Former Federal Reserve chairman Alan Greenspan is predicting Greece will be forced to leave the eurozone.
Greenspan said no one would be willing to give the country any more loans to bolster its economy, BBC News reported Monday.
Greece wants to re-negotiate a 240 billion euro (US$272 billion) bailout but Greenspan doubts it will be resolved “without Greece leaving the eurozone”.
Earlier, British Chancellor George Osborne said a Greek exit would cause “deep ructions” for Britain.
“I believe [Greece] will eventually leave. I don’t think it helps them or the rest of the eurozone. It is just a matter of time before everyone recognises that parting is the best strategy, Greenspan said.

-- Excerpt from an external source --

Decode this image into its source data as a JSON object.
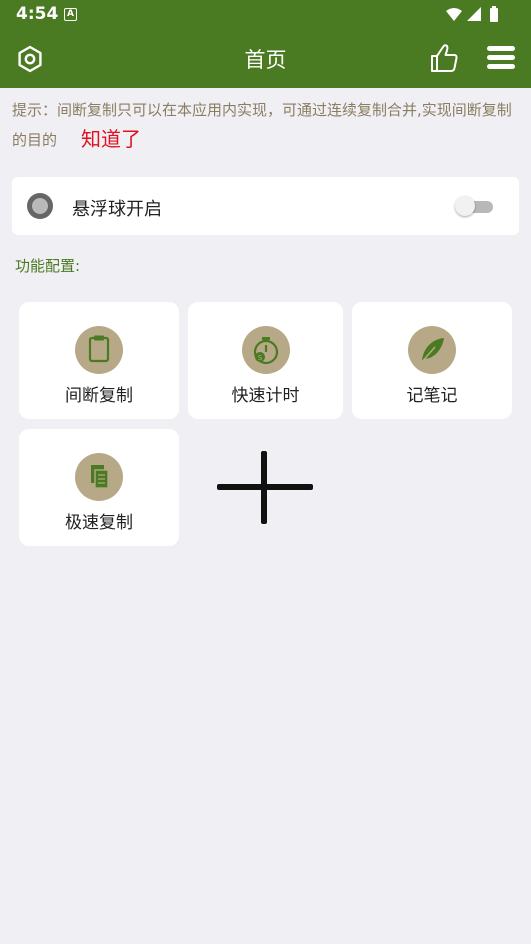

“The problem is that there is no way that I can conceive of the euro of continuing unless and until all of the members of eurozone become politically integrated. Actually even just fiscally integrated won’t do it.”

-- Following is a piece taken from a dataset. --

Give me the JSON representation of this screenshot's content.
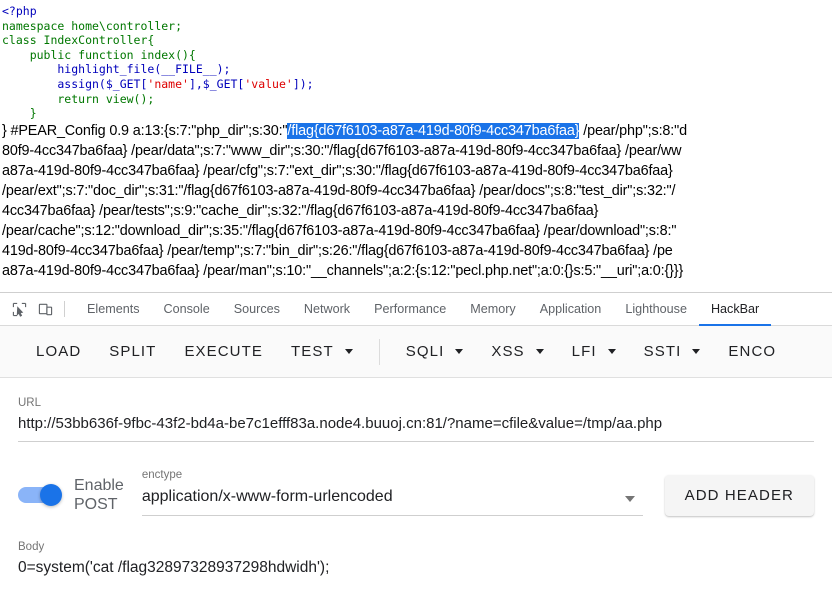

After the election in Greece of the anti-austerity Syriza party, Greek ministers have been touring European capitals trying to drum up support for a re-negotiation of its bailout terms.
However, there appears little willingness in Berlin, or at the European Central Bank, to alter the terms the rescue by the European Union, ECB, and International Monetary Fund.

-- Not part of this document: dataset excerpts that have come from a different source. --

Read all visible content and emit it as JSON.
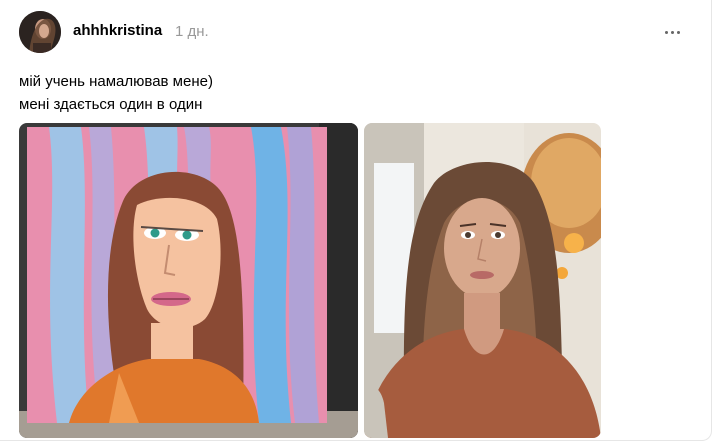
{
  "post": {
    "author": {
      "username": "ahhhkristina",
      "avatar_icon": "user-avatar"
    },
    "timestamp": "1 дн.",
    "menu_icon": "more-horizontal-icon",
    "caption_lines": [
      "мій учень намалював мене)",
      "мені здається один в один"
    ],
    "media": [
      {
        "kind": "photo",
        "subject": "painting-portrait"
      },
      {
        "kind": "photo",
        "subject": "selfie-photo"
      }
    ]
  }
}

“The [bailout] conditions with Greece were generous, beyond all measure,” German Finance Minister Wolfgang Schaeuble said last week.
He saw no justification for relaxing them further.
“All the cards are being held by members of the eurozone,” Greenspan said.
He warned that trying to hold the 19-nation euro bloc together “is putting strain on everybody”.
Also, he said there is a real risk of a “much bigger break-up” with other southern European countries forced out.
Greek Prime Minister Alexis Tsipras wants to put in place a short-term financial plan enabling the country to pay its way while it renegotiates the austerity cuts and conditions attached to its bailout terms.
The existing bailout ends on Feb. 28.